Surrey Police wrote to the families of five victims killed in the IRA blast to say it had ‘a potential forensic line of inquiry’, almost half a century after the bombing.
But it said its ability to investigate the lead was effectively blocked by the new Northern Ireland Legacy Act due to come into force next month. The police force described the timing as ‘unfortunate’ but said there was no prospect of a prosecution before the new law came into effect.
The family of one of the Guildford victims, soldier Ann Hamilton, 19, said it was the latest episode in a ‘catastrophic failure of policing and criminal justice’.
Under the new legislation, all investigations into cases relating to the Troubles are to end on May 1.
It also offers a limited form of immunity for those who co-operate with the new Independent Commission for Reconciliation and Information Recovery.
Soldiers Caroline Slater, 18, William Forsyth, 18, John Hunter, 17, and Miss Hamilton, and civilian Paul Craig, 21, were killed and 65 people others injured during the blast at the Horse and Groom pub in Guildford, Surrey, in October 1974.
Another bomb in a second pub which had already been evacuated injured a further eight people.
Surrey Police said it had carried out a ‘thorough and detailed assessment’ of the case in preparation for a resumed inquest. The potential new lead was identified during that process and the force said it submitted ‘items’ for forensic analysis, and received the results in August last year.

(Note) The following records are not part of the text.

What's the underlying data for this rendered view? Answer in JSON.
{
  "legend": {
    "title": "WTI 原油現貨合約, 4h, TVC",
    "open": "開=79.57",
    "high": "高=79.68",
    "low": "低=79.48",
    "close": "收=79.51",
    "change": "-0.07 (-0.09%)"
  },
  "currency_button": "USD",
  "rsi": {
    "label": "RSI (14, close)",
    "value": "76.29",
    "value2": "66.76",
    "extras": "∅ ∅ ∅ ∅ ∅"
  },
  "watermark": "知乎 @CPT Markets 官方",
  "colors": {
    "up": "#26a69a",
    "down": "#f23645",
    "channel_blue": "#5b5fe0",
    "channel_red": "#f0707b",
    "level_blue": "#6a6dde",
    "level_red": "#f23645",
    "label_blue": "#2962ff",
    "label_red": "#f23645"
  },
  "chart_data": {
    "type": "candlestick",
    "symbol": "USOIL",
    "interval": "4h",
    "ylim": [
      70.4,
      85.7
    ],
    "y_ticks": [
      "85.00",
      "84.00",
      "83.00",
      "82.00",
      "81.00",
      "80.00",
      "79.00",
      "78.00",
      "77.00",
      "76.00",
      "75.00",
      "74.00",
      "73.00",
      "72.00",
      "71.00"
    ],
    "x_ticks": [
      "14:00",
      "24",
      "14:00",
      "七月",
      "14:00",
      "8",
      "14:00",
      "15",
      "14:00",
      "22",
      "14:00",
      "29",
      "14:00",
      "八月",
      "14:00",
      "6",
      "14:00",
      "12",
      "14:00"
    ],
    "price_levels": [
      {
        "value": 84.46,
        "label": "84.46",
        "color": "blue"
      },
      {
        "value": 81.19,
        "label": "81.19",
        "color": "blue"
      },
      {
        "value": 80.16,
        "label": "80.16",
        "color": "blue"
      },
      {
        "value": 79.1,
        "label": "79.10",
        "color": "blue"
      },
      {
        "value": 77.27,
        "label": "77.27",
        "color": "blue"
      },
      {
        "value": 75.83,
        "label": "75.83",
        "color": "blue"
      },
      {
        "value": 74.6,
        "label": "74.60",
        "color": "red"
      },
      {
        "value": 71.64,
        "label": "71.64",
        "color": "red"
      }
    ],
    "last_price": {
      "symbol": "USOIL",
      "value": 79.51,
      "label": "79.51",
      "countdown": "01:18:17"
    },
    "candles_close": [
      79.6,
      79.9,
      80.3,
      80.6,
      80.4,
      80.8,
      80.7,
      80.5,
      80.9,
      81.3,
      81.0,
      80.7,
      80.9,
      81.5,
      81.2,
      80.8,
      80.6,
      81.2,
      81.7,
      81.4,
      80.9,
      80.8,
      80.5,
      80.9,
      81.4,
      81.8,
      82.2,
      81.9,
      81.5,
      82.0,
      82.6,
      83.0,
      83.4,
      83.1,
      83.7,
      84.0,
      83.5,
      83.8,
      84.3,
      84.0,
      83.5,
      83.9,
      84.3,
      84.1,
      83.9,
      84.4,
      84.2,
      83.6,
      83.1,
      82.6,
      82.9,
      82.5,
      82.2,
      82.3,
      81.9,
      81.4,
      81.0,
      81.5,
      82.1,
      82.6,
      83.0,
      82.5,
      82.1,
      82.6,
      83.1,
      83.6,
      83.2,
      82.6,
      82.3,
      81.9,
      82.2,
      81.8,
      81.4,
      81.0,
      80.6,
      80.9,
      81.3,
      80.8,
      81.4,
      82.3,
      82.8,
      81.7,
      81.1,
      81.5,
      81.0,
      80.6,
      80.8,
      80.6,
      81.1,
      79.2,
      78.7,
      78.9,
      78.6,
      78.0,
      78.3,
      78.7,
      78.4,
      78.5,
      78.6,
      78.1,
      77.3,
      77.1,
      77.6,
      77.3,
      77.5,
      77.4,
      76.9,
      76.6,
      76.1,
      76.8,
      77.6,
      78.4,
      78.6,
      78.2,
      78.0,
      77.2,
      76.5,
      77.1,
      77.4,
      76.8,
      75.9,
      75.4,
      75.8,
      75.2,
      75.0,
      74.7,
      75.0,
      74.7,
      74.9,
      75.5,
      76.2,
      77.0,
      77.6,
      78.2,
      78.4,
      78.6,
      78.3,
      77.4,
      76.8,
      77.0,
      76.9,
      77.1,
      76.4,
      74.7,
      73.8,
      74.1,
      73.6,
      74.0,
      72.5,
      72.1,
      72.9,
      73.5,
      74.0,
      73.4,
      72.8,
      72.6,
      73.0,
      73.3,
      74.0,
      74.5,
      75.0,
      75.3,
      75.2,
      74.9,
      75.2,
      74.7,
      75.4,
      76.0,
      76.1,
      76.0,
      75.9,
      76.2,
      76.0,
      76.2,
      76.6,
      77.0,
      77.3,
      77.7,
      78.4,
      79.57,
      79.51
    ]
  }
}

Miss Hamilton’s sister Cassandra said Surrey Police had told her family it would not be advancing any further investigations prior to the start of the Legacy Act.
She said: ‘The Legacy Act appears to provide Surrey Police with another reason not to do anything – despite now telling us, out of the blue and a month before the Legacy Act comes into force, that there is “new evidence”.’
Solicitors KRW Law, acting for the family, said they had asked the force for more information, including
whether the new evidence involved a fingerprint or DNA. Barry O’Donnell, of KRW, said the letter raised questions over when Surrey Police knew about the new line of inquiry and when it was decided not to reopen any investigations.
Surrey’s Deputy Chief Constable Nev Kemp said the assessment carried out since the inquests were announced in 2019 had been complex. He added that the enactment of the Act in September 2023 ‘means there is now no prospect of reaching the stage of prosecution by the deadline of May 1, 2024 set by the Act.’
Eleven people were found guilty over the atrocity but their convictions were later quashed. IRA members Brendan Dowd and Martin Joseph O’Connell admitted carrying out the bombings in 1976 but had been imprisoned for other offences and freed during the peace process.